During an English county Test match between Kent and Middlesex, the former got all-out on 150 runs on the first day of the match on June 15. In return, the guests Middlesex racked up 121 runs for the loss of three wickets till Stumps. June 16 was Sunday, and back then there used to be no cricket in England on Sundays.
Since there was no cricket on June 16, the Middlesex players went out for a Sunday tour of Kent. However, unaware of Kent’s traffic, the players couldn’t return in time for the next day’s play at 11:30 am. Being the hosts, Kent had their full strength on the ground, but Middlesex had only two members available from their playing 11, in addition to the 12th man. Since it was impossible for Middlesex to bat, the umpires declared their innings.
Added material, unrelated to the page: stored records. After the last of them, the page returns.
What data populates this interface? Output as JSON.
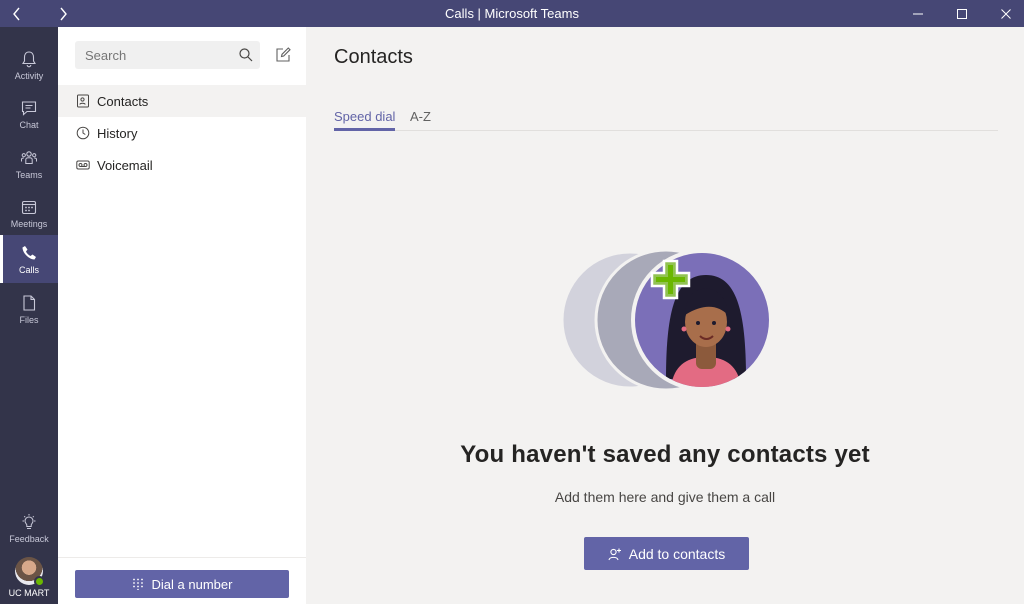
{
  "window": {
    "title": "Calls | Microsoft Teams"
  },
  "rail": {
    "items": [
      {
        "label": "Activity",
        "icon": "bell-icon"
      },
      {
        "label": "Chat",
        "icon": "chat-icon"
      },
      {
        "label": "Teams",
        "icon": "teams-icon"
      },
      {
        "label": "Meetings",
        "icon": "calendar-icon"
      },
      {
        "label": "Calls",
        "icon": "phone-icon"
      },
      {
        "label": "Files",
        "icon": "file-icon"
      }
    ],
    "feedback_label": "Feedback",
    "user_label": "UC MART"
  },
  "listpane": {
    "search_placeholder": "Search",
    "nav": [
      {
        "label": "Contacts",
        "icon": "contacts-icon"
      },
      {
        "label": "History",
        "icon": "clock-icon"
      },
      {
        "label": "Voicemail",
        "icon": "voicemail-icon"
      }
    ],
    "dial_label": "Dial a number"
  },
  "main": {
    "title": "Contacts",
    "tabs": [
      {
        "label": "Speed dial"
      },
      {
        "label": "A-Z"
      }
    ],
    "empty_title": "You haven't saved any contacts yet",
    "empty_subtitle": "Add them here and give them a call",
    "add_label": "Add to contacts"
  },
  "colors": {
    "titlebar": "#464775",
    "rail": "#33344a",
    "accent": "#6264a7",
    "presence": "#6bb700"
  }
}
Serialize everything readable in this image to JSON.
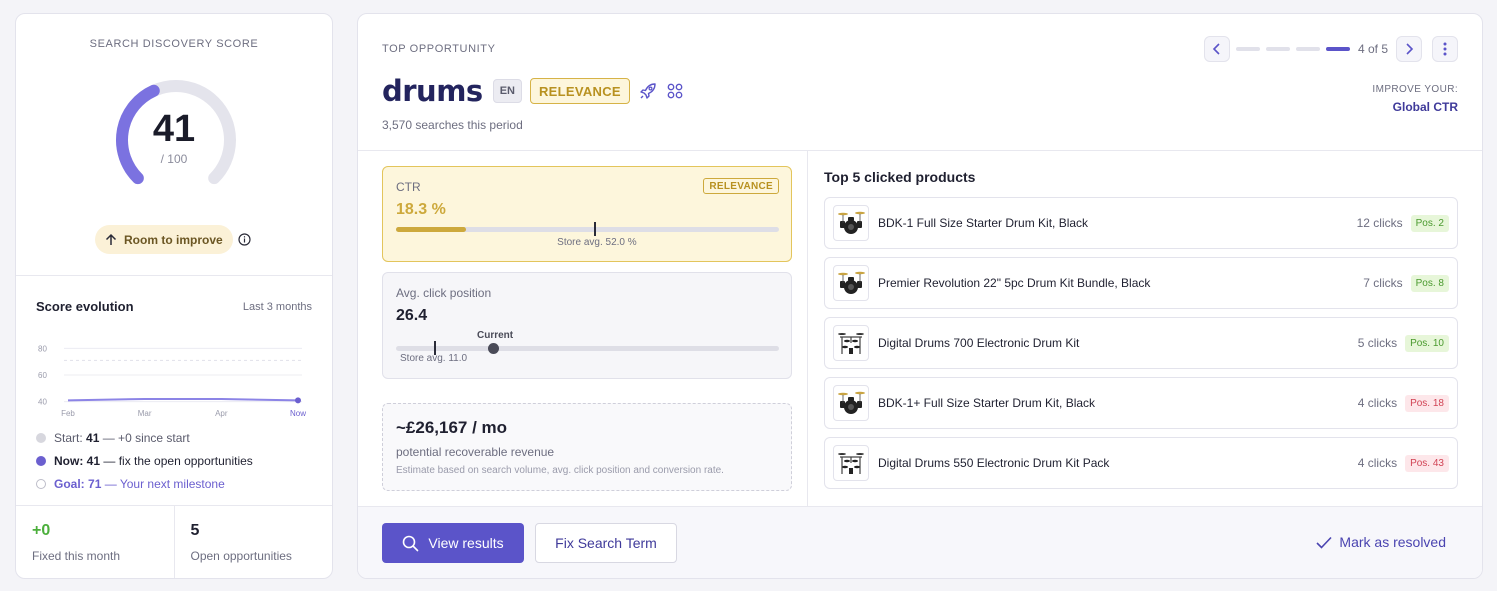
{
  "score": {
    "title": "SEARCH DISCOVERY SCORE",
    "value": "41",
    "max_label": "/ 100",
    "fraction": 0.41,
    "status_label": "Room to improve",
    "accent": "#7b72e0"
  },
  "evolution": {
    "title": "Score evolution",
    "range": "Last 3 months",
    "legend": [
      {
        "label": "Start:",
        "value": "41",
        "note": " — +0 since start",
        "color": "#d7d7de"
      },
      {
        "label": "Now:",
        "value": "41",
        "note": " — fix the open opportunities",
        "color": "#6b5fcf"
      },
      {
        "label": "Goal:",
        "value": "71",
        "note": " — Your next milestone",
        "color": "#ffffff"
      }
    ]
  },
  "chart_data": {
    "type": "line",
    "categories": [
      "Feb",
      "Mar",
      "Apr",
      "Now"
    ],
    "y_ticks": [
      "80",
      "60",
      "40"
    ],
    "ylim": [
      30,
      90
    ],
    "series": [
      {
        "values": [
          41,
          42,
          42,
          41
        ]
      }
    ],
    "goal": 71,
    "grid": true
  },
  "stats": [
    {
      "value": "+0",
      "label": "Fixed this month"
    },
    {
      "value": "5",
      "label": "Open opportunities"
    }
  ],
  "opportunity": {
    "label": "TOP OPPORTUNITY",
    "term": "drums",
    "lang": "EN",
    "category": "RELEVANCE",
    "searches": "3,570 searches this period",
    "pager": {
      "text": "4 of 5",
      "current": 4,
      "total": 5
    },
    "improve_label": "IMPROVE YOUR:",
    "improve_value": "Global CTR"
  },
  "metrics": {
    "ctr": {
      "label": "CTR",
      "value": "18.3 %",
      "tag": "RELEVANCE",
      "fraction": 0.183,
      "store_avg_fraction": 0.52,
      "store_avg_label": "Store avg. 52.0 %"
    },
    "position": {
      "label": "Avg. click position",
      "value": "26.4",
      "current_label": "Current",
      "store_avg_label": "Store avg. 11.0"
    },
    "revenue": {
      "value": "~£26,167 / mo",
      "label": "potential recoverable revenue",
      "note": "Estimate based on search volume, avg. click position and conversion rate."
    }
  },
  "products": {
    "title": "Top 5 clicked products",
    "items": [
      {
        "name": "BDK-1 Full Size Starter Drum Kit, Black",
        "clicks": "12 clicks",
        "pos": "Pos. 2",
        "status": "ok",
        "icon": "acoustic-drum-kit-icon"
      },
      {
        "name": "Premier Revolution 22\" 5pc Drum Kit Bundle, Black",
        "clicks": "7 clicks",
        "pos": "Pos. 8",
        "status": "ok",
        "icon": "acoustic-drum-kit-icon"
      },
      {
        "name": "Digital Drums 700 Electronic Drum Kit",
        "clicks": "5 clicks",
        "pos": "Pos. 10",
        "status": "ok",
        "icon": "electronic-drum-kit-icon"
      },
      {
        "name": "BDK-1+ Full Size Starter Drum Kit, Black",
        "clicks": "4 clicks",
        "pos": "Pos. 18",
        "status": "bad",
        "icon": "acoustic-drum-kit-icon"
      },
      {
        "name": "Digital Drums 550 Electronic Drum Kit Pack",
        "clicks": "4 clicks",
        "pos": "Pos. 43",
        "status": "bad",
        "icon": "electronic-drum-kit-icon"
      }
    ]
  },
  "footer": {
    "view_results": "View results",
    "fix_term": "Fix Search Term",
    "resolve": "Mark as resolved"
  }
}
But now fielding with only three players became an even more herculean task, and it was then when eight players of the Kent team agreed to play against their own side. Before the start of Kent’s second innings, three more Middlesex players landed on the field, and so when the second day’s play started, five Kent’s players were fielding against their own batsmen.
As if the scene wasn’t interesting enough, Kent’s John Prodgar, who was fielding for Middlesex, caught his own teammate Laxcester’s catch in the slip. Kent declared their innings at 341/7. Middlesex drew the match after posting 82 runs at the loss of three wickets against the target of 371 runs. Despite being a draw, the match became really memorable.